Heute, im Vorfeld des Insolvenzverfahrens, sind den Essenern in Sachen Kommunikation die Hände weitestgehend gebunden. Bei Anfragen verweist das Hauptquartier auf Thomas Schulz, geschäftsführender Gesellschafter der Kölner Agentur rw konzept und Sprecher des vorläufigen Insolvenzverwalters Klaus Hubert Görg. Schulz stellt mit Blick auf Karstadts bisherige PR klar: „Zu ebenso sachlicher wie offener Kommunikation gehört auch, dass Dinge nicht beschönigt werden.“ Sein Augenmerk liegt derzeit auf der Unterrichtung der Mitarbeiter und Lieferanten. Schriftlich informierte seine Agentur mehr als 24.000 Dienstleister und Zulieferer über die aktuelle Lage. Erst wenn mit denen „die grundsätzlichen und wesentlichen Gespräche und Regelungen getroffen wurden“, so Schulz, könne „Produkt-PR redlicherweise wieder aufgenommen werden“.

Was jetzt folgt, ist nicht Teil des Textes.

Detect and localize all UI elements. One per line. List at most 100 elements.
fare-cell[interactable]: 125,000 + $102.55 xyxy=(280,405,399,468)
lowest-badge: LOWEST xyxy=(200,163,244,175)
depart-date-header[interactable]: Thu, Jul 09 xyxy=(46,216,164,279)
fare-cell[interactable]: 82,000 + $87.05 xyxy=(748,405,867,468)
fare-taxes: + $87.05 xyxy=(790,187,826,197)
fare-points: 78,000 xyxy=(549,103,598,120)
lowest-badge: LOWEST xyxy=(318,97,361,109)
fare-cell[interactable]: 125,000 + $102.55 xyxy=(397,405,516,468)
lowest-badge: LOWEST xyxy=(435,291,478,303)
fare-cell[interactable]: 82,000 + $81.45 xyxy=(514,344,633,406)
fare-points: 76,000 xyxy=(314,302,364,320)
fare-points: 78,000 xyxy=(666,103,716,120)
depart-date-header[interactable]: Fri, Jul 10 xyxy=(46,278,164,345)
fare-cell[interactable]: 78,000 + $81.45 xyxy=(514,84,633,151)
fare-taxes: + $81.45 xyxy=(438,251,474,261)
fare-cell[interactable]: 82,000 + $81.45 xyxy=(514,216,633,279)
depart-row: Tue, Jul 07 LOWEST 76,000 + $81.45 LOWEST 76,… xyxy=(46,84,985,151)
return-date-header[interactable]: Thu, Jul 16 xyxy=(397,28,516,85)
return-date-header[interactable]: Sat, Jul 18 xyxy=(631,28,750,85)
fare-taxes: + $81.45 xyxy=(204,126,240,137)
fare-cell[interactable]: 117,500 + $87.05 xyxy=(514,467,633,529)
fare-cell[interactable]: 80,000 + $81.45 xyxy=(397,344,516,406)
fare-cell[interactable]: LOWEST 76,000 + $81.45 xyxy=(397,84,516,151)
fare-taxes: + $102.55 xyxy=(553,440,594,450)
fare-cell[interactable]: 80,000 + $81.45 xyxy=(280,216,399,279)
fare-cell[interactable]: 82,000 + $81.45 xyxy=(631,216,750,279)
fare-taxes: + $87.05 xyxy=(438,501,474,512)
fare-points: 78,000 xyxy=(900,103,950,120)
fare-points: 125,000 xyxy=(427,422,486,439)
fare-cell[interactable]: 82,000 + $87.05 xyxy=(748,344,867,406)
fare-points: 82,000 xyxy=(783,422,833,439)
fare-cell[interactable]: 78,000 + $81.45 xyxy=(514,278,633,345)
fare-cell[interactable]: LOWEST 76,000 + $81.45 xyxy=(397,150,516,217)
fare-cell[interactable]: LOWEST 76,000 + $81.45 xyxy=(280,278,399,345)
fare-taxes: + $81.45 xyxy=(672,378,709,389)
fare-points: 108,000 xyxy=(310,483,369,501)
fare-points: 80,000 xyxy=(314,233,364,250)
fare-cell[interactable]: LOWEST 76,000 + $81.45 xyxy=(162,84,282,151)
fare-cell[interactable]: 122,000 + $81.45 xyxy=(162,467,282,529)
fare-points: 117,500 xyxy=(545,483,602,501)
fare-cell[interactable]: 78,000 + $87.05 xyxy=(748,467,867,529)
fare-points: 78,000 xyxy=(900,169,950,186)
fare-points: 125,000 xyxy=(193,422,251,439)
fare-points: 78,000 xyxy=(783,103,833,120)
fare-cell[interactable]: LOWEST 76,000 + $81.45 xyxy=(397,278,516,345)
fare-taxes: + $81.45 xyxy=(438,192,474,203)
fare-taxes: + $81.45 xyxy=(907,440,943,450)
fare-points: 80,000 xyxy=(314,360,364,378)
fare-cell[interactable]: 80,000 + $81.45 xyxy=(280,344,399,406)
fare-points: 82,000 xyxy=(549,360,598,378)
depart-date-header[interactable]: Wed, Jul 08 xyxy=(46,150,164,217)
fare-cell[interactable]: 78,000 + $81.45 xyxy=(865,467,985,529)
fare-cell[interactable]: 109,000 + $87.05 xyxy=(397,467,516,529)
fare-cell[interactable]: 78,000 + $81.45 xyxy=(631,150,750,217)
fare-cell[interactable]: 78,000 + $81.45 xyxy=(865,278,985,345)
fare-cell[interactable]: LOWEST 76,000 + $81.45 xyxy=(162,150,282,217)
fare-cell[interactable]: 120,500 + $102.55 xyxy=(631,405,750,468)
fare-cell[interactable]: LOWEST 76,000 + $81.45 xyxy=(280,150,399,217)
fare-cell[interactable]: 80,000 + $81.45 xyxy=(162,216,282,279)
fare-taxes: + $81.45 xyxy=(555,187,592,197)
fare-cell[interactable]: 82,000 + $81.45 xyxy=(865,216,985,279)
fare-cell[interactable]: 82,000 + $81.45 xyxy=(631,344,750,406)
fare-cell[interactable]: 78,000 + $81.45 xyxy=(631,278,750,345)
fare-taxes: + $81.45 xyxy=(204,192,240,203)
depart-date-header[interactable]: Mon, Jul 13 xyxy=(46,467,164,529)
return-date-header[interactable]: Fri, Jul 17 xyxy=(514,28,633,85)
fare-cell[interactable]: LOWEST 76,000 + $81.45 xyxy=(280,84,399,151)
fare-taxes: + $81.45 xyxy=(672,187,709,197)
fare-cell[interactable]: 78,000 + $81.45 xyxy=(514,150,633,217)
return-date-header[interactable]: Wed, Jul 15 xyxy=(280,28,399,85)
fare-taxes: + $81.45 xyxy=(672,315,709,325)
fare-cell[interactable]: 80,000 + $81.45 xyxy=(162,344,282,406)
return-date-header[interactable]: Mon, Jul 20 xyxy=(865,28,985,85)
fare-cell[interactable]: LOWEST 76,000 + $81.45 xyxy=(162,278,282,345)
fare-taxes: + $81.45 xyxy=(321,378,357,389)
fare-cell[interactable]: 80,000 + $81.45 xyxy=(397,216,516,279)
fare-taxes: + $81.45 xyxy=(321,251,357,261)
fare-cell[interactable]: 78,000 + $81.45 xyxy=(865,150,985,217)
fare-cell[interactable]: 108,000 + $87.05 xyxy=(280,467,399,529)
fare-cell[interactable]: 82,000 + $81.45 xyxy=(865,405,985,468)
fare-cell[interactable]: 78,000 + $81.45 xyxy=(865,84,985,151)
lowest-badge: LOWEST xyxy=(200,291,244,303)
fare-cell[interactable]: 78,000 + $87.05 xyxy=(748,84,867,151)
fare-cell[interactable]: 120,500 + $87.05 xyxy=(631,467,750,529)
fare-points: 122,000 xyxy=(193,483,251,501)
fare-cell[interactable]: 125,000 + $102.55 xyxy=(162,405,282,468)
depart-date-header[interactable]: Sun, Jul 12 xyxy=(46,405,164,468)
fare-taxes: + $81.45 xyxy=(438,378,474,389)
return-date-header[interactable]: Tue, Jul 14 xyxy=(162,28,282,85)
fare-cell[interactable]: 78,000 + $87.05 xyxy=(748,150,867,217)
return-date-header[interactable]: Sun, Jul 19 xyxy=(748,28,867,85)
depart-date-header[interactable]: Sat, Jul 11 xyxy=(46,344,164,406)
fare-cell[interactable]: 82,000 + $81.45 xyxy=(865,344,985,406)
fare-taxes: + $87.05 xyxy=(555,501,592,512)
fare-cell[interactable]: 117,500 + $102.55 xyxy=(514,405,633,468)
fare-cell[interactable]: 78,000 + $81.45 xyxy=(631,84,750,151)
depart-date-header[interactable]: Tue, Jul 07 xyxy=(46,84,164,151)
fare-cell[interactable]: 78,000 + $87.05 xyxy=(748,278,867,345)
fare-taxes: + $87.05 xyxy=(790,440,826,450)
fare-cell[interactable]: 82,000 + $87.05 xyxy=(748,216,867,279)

Kaufhausketten – ein Auslaufmodell? „Warenhausketten stehen vor der Aufgabe, sich neu zu erfinden, auf veränderte Verbrauchergewohnheiten ebenso einzugehen wie auf das gewandelte Marktumfeld mit Mitspielern à la H&M und Toys R Us, die Sortimentsteile der Kaufhäuser bedienen“, resümiert Handelsexpertin Endl. Gelingt das, bleibt es laut Endl aus, das große Sterben der Warenhausketten.